Gentoo compile farms
Monday, August 6th, 2007
Speaking to members of the linux community at the Melbourne BarCamp, I got into a discussion over the use of Gentoo for a viable alternative for a reliable server.
One of the issues brought up was the fact that in order to run a Gentoo server you need to compile your packages on your live server increasing the servers load. Most of the community was unaware of the use of compile farms and how they can give you the ability to not only remove the load on the Gentoo server, but also give you a test phase to see how the newly compiled applications would react within your environment.
A compile farm is normally made up of a group of computers (but can also be just one computer) that, as suggested by the name, compiles all the code needed for a specific application. This is done by using a utility consisting of a client and a daemon named distcc.

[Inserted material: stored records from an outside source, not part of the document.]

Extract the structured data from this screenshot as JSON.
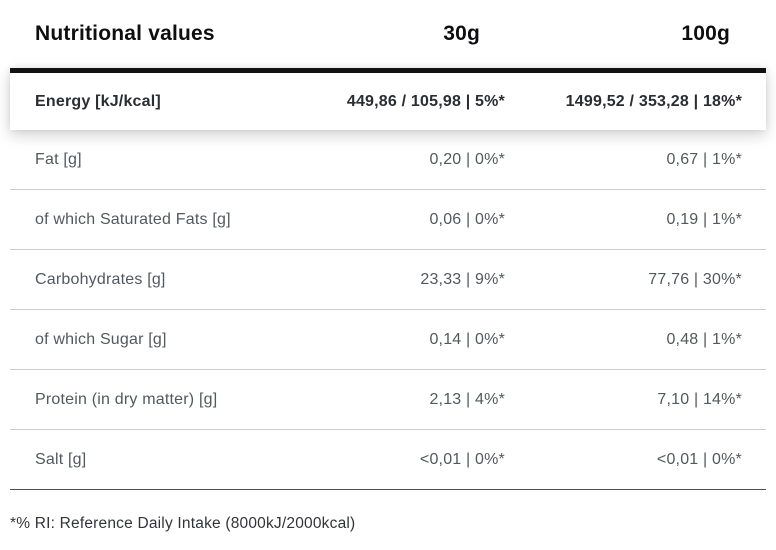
{
  "header": {
    "label": "Nutritional values",
    "col_30g": "30g",
    "col_100g": "100g"
  },
  "rows": [
    {
      "label": "Energy [kJ/kcal]",
      "per30": "449,86 / 105,98 | 5%*",
      "per100": "1499,52 / 353,28 | 18%*"
    },
    {
      "label": "Fat [g]",
      "per30": "0,20 | 0%*",
      "per100": "0,67 | 1%*"
    },
    {
      "label": "of which Saturated Fats [g]",
      "per30": "0,06 | 0%*",
      "per100": "0,19 | 1%*"
    },
    {
      "label": "Carbohydrates [g]",
      "per30": "23,33 | 9%*",
      "per100": "77,76 | 30%*"
    },
    {
      "label": "of which Sugar [g]",
      "per30": "0,14 | 0%*",
      "per100": "0,48 | 1%*"
    },
    {
      "label": "Protein (in dry matter) [g]",
      "per30": "2,13 | 4%*",
      "per100": "7,10 | 14%*"
    },
    {
      "label": "Salt [g]",
      "per30": "<0,01 | 0%*",
      "per100": "<0,01 | 0%*"
    }
  ],
  "footnote": "*% RI: Reference Daily Intake (8000kJ/2000kcal)",
  "colors": {
    "divider-strong": "#121212",
    "divider-light": "#cdced0",
    "divider-dark": "#4f4f4f",
    "text-primary": "#2c2d33",
    "text-secondary": "#53585e",
    "text-heading": "#0f0f12",
    "bg": "#ffffff"
  }
}
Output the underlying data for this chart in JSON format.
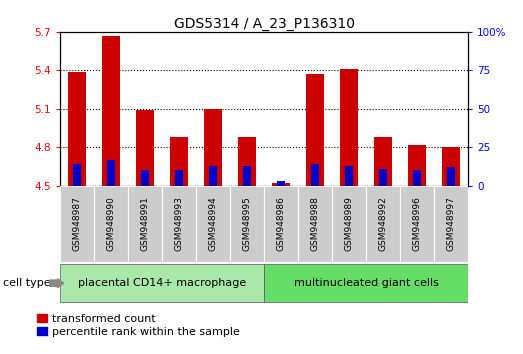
{
  "title": "GDS5314 / A_23_P136310",
  "samples": [
    "GSM948987",
    "GSM948990",
    "GSM948991",
    "GSM948993",
    "GSM948994",
    "GSM948995",
    "GSM948986",
    "GSM948988",
    "GSM948989",
    "GSM948992",
    "GSM948996",
    "GSM948997"
  ],
  "transformed_count": [
    5.39,
    5.67,
    5.09,
    4.88,
    5.1,
    4.88,
    4.52,
    5.37,
    5.41,
    4.88,
    4.82,
    4.8
  ],
  "percentile_rank": [
    14,
    17,
    10,
    10,
    13,
    13,
    3,
    14,
    13,
    11,
    10,
    12
  ],
  "groups": [
    {
      "label": "placental CD14+ macrophage",
      "start": 0,
      "end": 6,
      "color": "#aae8aa"
    },
    {
      "label": "multinucleated giant cells",
      "start": 6,
      "end": 12,
      "color": "#66dd66"
    }
  ],
  "ylim_left": [
    4.5,
    5.7
  ],
  "ylim_right": [
    0,
    100
  ],
  "yticks_left": [
    4.5,
    4.8,
    5.1,
    5.4,
    5.7
  ],
  "yticks_right": [
    0,
    25,
    50,
    75,
    100
  ],
  "bar_color": "#cc0000",
  "blue_color": "#0000cc",
  "bar_width": 0.55,
  "background_color": "#ffffff",
  "plot_bg_color": "#ffffff",
  "legend_red_label": "transformed count",
  "legend_blue_label": "percentile rank within the sample",
  "cell_type_label": "cell type",
  "title_fontsize": 10,
  "tick_fontsize": 7.5,
  "label_fontsize": 6.5,
  "legend_fontsize": 8,
  "group_fontsize": 8,
  "grid_lines": [
    4.8,
    5.1,
    5.4
  ]
}
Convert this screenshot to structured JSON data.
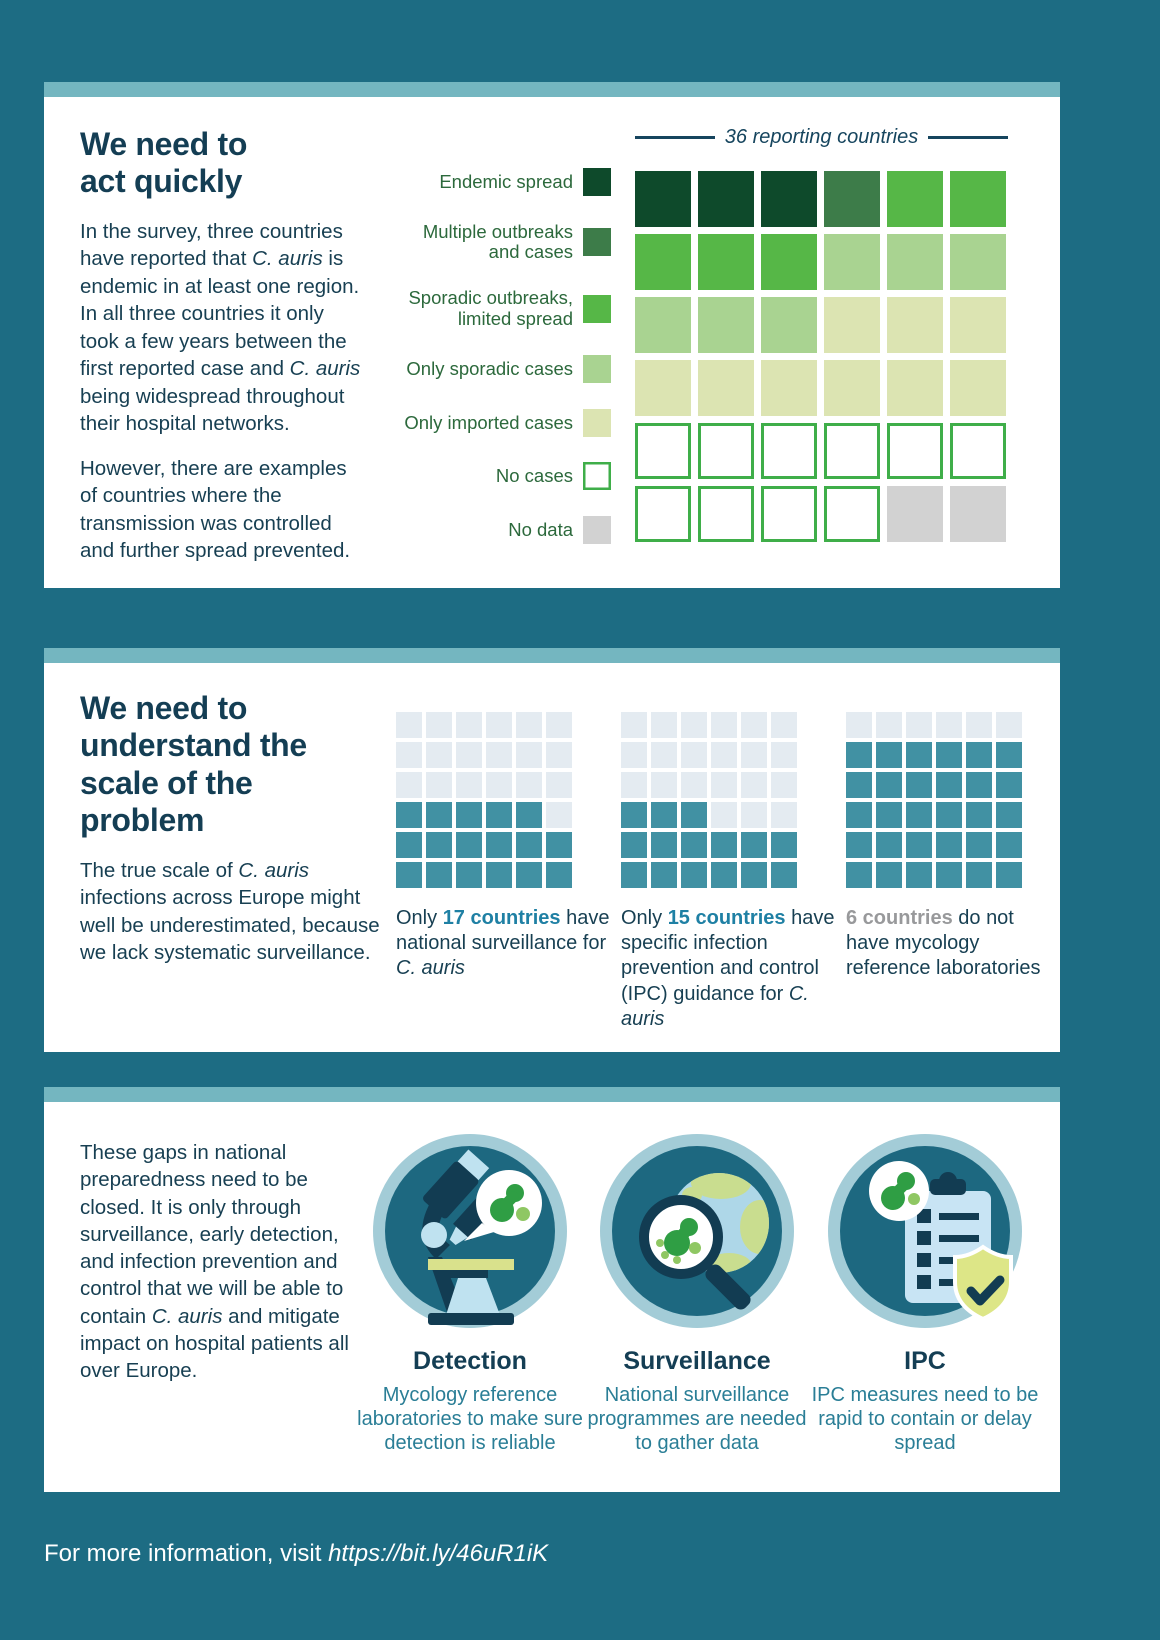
{
  "colors": {
    "background_teal": "#1d6c83",
    "panel_strip_teal": "#74b6c0",
    "navy_text": "#173f52",
    "legend_green_text": "#2c693c",
    "accent_teal_bold": "#1f80a4",
    "gray_bold": "#98999b",
    "waffle_fill_teal": "#4191a3",
    "waffle_empty": "#e4ebf1"
  },
  "panel1": {
    "title": "We need to\nact quickly",
    "para1_html": "In the survey, three countries have reported that <i>C. auris</i> is endemic in at least one region. In all three countries it only took a few years between the first reported case and <i>C. auris</i> being widespread throughout their hospital networks.",
    "para2": "However, there are examples of countries where the transmission was controlled and further spread prevented."
  },
  "panel2": {
    "title": "We need to\nunderstand the\nscale of the problem",
    "body_html": "The true scale of <i>C. auris</i> infections across Europe might well be underestimated, because we lack systematic surveillance."
  },
  "panel3": {
    "body_html": "These gaps in national preparedness need to be closed. It is only through surveillance, early detection, and infection prevention and control that we will be able to contain <i>C. auris</i> and mitigate impact on hospital patients all over Europe.",
    "items": [
      {
        "icon": "detection-icon",
        "title": "Detection",
        "desc": "Mycology reference laboratories to make sure detection is reliable"
      },
      {
        "icon": "surveillance-icon",
        "title": "Surveillance",
        "desc": "National surveillance programmes are needed to gather data"
      },
      {
        "icon": "ipc-icon",
        "title": "IPC",
        "desc": "IPC measures need to be rapid to contain or delay spread"
      }
    ]
  },
  "footer": {
    "text_html": "For more information, visit <i>https://bit.ly/46uR1iK</i>"
  },
  "chart_data": [
    {
      "type": "waffle",
      "title": "36 reporting countries",
      "grid": [
        6,
        6
      ],
      "total": 36,
      "legend_position": "left",
      "categories": [
        {
          "label": "Endemic spread",
          "count": 3,
          "color": "#0e4a2b"
        },
        {
          "label": "Multiple outbreaks\nand cases",
          "count": 1,
          "color": "#3d7c49"
        },
        {
          "label": "Sporadic outbreaks,\nlimited spread",
          "count": 5,
          "color": "#56b747"
        },
        {
          "label": "Only sporadic cases",
          "count": 6,
          "color": "#a9d391"
        },
        {
          "label": "Only imported cases",
          "count": 9,
          "color": "#dce4b2"
        },
        {
          "label": "No cases",
          "count": 10,
          "color": "#ffffff",
          "border": "#3fae49"
        },
        {
          "label": "No data",
          "count": 2,
          "color": "#d2d2d2"
        }
      ],
      "cells": [
        0,
        0,
        0,
        1,
        2,
        2,
        2,
        2,
        2,
        3,
        3,
        3,
        3,
        3,
        3,
        4,
        4,
        4,
        4,
        4,
        4,
        4,
        4,
        4,
        5,
        5,
        5,
        5,
        5,
        5,
        5,
        5,
        5,
        5,
        6,
        6
      ]
    },
    {
      "type": "waffle",
      "grid": [
        6,
        6
      ],
      "total": 36,
      "filled": 17,
      "fill_color": "#4191a3",
      "empty_color": "#e4ebf1",
      "cells": [
        0,
        0,
        0,
        0,
        0,
        0,
        0,
        0,
        0,
        0,
        0,
        0,
        0,
        0,
        0,
        0,
        0,
        0,
        1,
        1,
        1,
        1,
        1,
        0,
        1,
        1,
        1,
        1,
        1,
        1,
        1,
        1,
        1,
        1,
        1,
        1
      ],
      "caption_html": "Only <b>17 countries</b> have national surveillance for <i>C. auris</i>"
    },
    {
      "type": "waffle",
      "grid": [
        6,
        6
      ],
      "total": 36,
      "filled": 15,
      "fill_color": "#4191a3",
      "empty_color": "#e4ebf1",
      "cells": [
        0,
        0,
        0,
        0,
        0,
        0,
        0,
        0,
        0,
        0,
        0,
        0,
        0,
        0,
        0,
        0,
        0,
        0,
        1,
        1,
        1,
        0,
        0,
        0,
        1,
        1,
        1,
        1,
        1,
        1,
        1,
        1,
        1,
        1,
        1,
        1
      ],
      "caption_html": "Only <b>15 countries</b> have specific infection prevention and control (IPC) guidance for <i>C. auris</i>"
    },
    {
      "type": "waffle",
      "grid": [
        6,
        6
      ],
      "total": 36,
      "empty_highlight": 6,
      "fill_color": "#4191a3",
      "empty_color": "#e4ebf1",
      "cells": [
        0,
        0,
        0,
        0,
        0,
        0,
        1,
        1,
        1,
        1,
        1,
        1,
        1,
        1,
        1,
        1,
        1,
        1,
        1,
        1,
        1,
        1,
        1,
        1,
        1,
        1,
        1,
        1,
        1,
        1,
        1,
        1,
        1,
        1,
        1,
        1
      ],
      "caption_html": "<b>6 countries</b> do not have mycology reference laboratories"
    }
  ]
}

The distcc client takes the application that you want to compile and breaks it up into small manageable chunks. These chunks are then distributed to the servers running the distcc daemon which then compiles the chunk and returns it to the client. The client then assembles all the chunks and returns the complete application.
Luckily for us, Gentoo’s package manager (portage) comes with a useful feature set. One of the features is the ability for you to run your emerges in distcc mode. In order to explain how this works I am going to discuss the client and server daemon separately.
Setting up the compiling servers
For each of the servers that are going to do your compiling, you need to install the distccd daemon. This is done by issuing the commands:
- #USE=’-gtk -gnome’ emerge distcc (This installs the distccd daemon. The option I have added the the USE variable tell portage not to install the gtk interface. If we didnt add these XOrg and gtk would be installed.)
- #vi /etc/conf.d/distccd (Change DISTCCD_OPTS to include the list of clients allowd to use this server to compile)
- #rc-update add distccd default (This tells the distccd daemon to start when the server boots)
- #/etc/init.d/distccd start (This starts the distccd daemon)
If you run “nmap -p 3632 127.0.0.1” you should now have distccd listening on port 3632.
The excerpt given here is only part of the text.